The differential Analysis in the step (5) is to analyze the data respectively by utilizing Linear Discriminant Analysis (LDA), Classification Tree (CT), Naive Bayes Naive Nanive Bayes (RF) and Support Vector Machine (SVM).
70% of the data were used for modeling and 30% for verification.
And (5) performing differential analysis, and finally selecting an optimal method according to related parameters (sensitivity, specificity and Kappa number Kappa) and the judgment accuracy.
The following description uses the analysis of the horny jaw of octopus ocellatus, ootheca ovata, octopus variabilis, octopus vulgaris as an example. The samples are collected in the sea area of the north of the south China sea, and are immediately frozen and brought back to a laboratory after being collected by a trawl, and 100 samples including the upper jaw and the lower jaw are selected from each variety. The basic information is shown in table 1.
TABLE 1 basic information on four Octopus species
Utilize digital camera to shoot cutin jaw, guarantee that the upper and lower jaw of the photograph of cutin jaw is separated, make the edge profile of the side of cutin jaw show in the field of vision completely simultaneously, guarantee that the edge is clear visible.
The photographed cutin jaw is numbered and arranged, and named as 'variety-number-sex-trunk length'. Landmark point calibration was then performed on all cuticular jaw samples using tpsdig2 software. The specific calibration position is shown in fig. 2. Wherein the solid black dots represent calibrated fixed landmark points and the hollow dots represent calibrated sliding landmark points. All calibrated sample data is saved in tps format.

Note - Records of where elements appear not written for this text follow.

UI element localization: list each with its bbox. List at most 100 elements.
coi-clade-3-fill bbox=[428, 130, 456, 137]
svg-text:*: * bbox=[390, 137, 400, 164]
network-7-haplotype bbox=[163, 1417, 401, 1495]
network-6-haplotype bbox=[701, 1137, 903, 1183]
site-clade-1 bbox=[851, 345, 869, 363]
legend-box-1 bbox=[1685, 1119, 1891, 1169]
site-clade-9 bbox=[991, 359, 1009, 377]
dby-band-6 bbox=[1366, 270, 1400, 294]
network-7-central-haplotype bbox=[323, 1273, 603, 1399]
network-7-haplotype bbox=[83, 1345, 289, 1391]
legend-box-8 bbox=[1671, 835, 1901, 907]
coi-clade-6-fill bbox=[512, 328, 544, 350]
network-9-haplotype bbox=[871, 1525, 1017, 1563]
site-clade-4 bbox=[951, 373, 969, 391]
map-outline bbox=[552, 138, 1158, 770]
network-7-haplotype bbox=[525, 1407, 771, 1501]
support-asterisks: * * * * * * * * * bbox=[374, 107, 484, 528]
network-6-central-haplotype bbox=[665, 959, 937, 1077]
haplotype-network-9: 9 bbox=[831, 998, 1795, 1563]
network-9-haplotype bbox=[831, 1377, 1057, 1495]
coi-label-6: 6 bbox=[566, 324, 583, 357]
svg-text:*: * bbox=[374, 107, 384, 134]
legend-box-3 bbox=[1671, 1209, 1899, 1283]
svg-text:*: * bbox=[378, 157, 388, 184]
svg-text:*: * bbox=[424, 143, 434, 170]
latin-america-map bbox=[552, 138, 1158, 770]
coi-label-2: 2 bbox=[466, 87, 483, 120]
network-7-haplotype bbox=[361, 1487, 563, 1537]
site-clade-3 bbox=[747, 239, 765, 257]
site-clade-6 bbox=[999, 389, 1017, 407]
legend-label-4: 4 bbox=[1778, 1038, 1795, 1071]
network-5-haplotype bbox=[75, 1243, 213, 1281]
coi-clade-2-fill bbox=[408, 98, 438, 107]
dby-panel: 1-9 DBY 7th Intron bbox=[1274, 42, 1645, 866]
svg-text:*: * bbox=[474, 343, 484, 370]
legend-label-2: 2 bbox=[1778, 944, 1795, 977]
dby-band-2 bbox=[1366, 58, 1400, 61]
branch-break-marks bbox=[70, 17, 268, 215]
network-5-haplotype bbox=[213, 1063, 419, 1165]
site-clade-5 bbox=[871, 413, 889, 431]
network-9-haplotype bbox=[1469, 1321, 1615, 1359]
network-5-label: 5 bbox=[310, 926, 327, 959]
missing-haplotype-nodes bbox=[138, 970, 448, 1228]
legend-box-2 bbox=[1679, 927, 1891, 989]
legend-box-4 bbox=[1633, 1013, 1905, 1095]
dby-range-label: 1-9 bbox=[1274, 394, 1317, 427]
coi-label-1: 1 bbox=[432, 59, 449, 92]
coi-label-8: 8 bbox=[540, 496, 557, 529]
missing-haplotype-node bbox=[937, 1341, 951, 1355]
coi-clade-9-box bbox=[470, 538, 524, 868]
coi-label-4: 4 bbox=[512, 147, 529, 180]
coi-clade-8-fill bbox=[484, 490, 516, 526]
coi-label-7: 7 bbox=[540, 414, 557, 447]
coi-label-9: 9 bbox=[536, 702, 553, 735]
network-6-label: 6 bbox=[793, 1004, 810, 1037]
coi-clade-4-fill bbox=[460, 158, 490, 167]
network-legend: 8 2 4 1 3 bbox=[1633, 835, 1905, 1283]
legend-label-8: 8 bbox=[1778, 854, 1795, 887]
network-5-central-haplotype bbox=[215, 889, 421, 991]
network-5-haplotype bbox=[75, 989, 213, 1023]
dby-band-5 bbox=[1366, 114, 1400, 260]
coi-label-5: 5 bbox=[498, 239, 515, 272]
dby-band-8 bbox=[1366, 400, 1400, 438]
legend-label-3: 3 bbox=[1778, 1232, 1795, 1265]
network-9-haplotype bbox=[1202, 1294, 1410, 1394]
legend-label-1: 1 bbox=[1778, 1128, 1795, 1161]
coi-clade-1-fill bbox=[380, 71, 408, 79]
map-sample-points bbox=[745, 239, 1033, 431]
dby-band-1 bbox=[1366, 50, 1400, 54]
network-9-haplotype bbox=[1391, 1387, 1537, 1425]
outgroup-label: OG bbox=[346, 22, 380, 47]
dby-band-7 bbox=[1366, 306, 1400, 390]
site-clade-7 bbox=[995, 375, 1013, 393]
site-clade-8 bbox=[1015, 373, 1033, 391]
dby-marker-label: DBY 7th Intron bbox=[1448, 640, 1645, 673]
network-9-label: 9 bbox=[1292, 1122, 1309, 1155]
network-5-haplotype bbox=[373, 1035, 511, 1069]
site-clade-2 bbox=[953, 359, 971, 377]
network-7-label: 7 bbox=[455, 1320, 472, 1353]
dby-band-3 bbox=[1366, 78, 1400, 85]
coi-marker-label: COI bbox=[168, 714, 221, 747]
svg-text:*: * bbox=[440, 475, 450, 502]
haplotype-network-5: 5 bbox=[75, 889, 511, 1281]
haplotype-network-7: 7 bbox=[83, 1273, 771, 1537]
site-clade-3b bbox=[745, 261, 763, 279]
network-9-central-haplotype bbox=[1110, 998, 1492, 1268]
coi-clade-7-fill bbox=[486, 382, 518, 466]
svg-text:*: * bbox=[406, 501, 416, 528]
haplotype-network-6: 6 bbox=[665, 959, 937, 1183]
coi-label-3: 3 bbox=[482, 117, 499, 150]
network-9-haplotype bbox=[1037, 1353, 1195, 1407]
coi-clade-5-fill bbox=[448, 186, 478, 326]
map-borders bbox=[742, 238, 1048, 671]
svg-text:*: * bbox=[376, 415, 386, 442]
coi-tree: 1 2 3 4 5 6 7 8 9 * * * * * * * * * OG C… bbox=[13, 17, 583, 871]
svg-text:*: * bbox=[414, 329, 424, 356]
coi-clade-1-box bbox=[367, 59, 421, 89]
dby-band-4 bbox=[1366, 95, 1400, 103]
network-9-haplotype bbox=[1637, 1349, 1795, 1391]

Using an R language program to perform rotation, reconstruction and other processing on the landmark point data stored in tps format to obtain the centroid size and average morphology of the cuticle jaw (fig. 3, where the black point on each connecting line is the centroid size of each landmark point, and the morphology obtained by the connecting line is the average morphology). And converting the two-dimensional data format into a one-dimensional data format which can be subjected to conventional data processing. Morphological differences and effects of the upper and lower jaws between the different species were analyzed using multi-factor analysis of variance (MANOVA). The results suggest that there were significant differences between the species and that there was no interactive effect of the keratinous jaw size on the morphological differences between the species (table 2).
TABLE 2 analysis of differences in morphology between the upper and lower jaws of four Octopus species
Marked differences are represented by ns, not marked differences are represented by alpha-0.05
Subsequently, the first 46 principal components were considered to account for the variation in 100% interspecies differences by principal component analysis. Of which the first 22 principal components may account for 80% of the above variations. Finally, discriminant analysis was performed using the first 22 principal components, with 70% of the data used for modeling and 30% for validation. The judgment result shows that the total judgment accuracy of the five methods is between 60% and 73%, wherein the judgment effect of the Support Vector Machine (SVM) is the best, the judgment effect exceeds 73%, and the kappa value is the highest, so the support vector machine method is selected for judgment in the case.
TABLE 2 four Octopus based discriminant analysis of the morphology of the keratinous jaw
The foregoing shows and describes the general principles and broad features of the present invention and advantages thereof. It will be understood by those skilled in the art that the present invention is not limited to the embodiments described above, which are described in the specification and illustrated only to illustrate the principle of the present invention, but that various changes and modifications may be made therein without departing from the spirit and scope of the present invention, which fall within the scope of the invention as claimed. The scope of the invention is defined by the appended claims and equivalents thereof.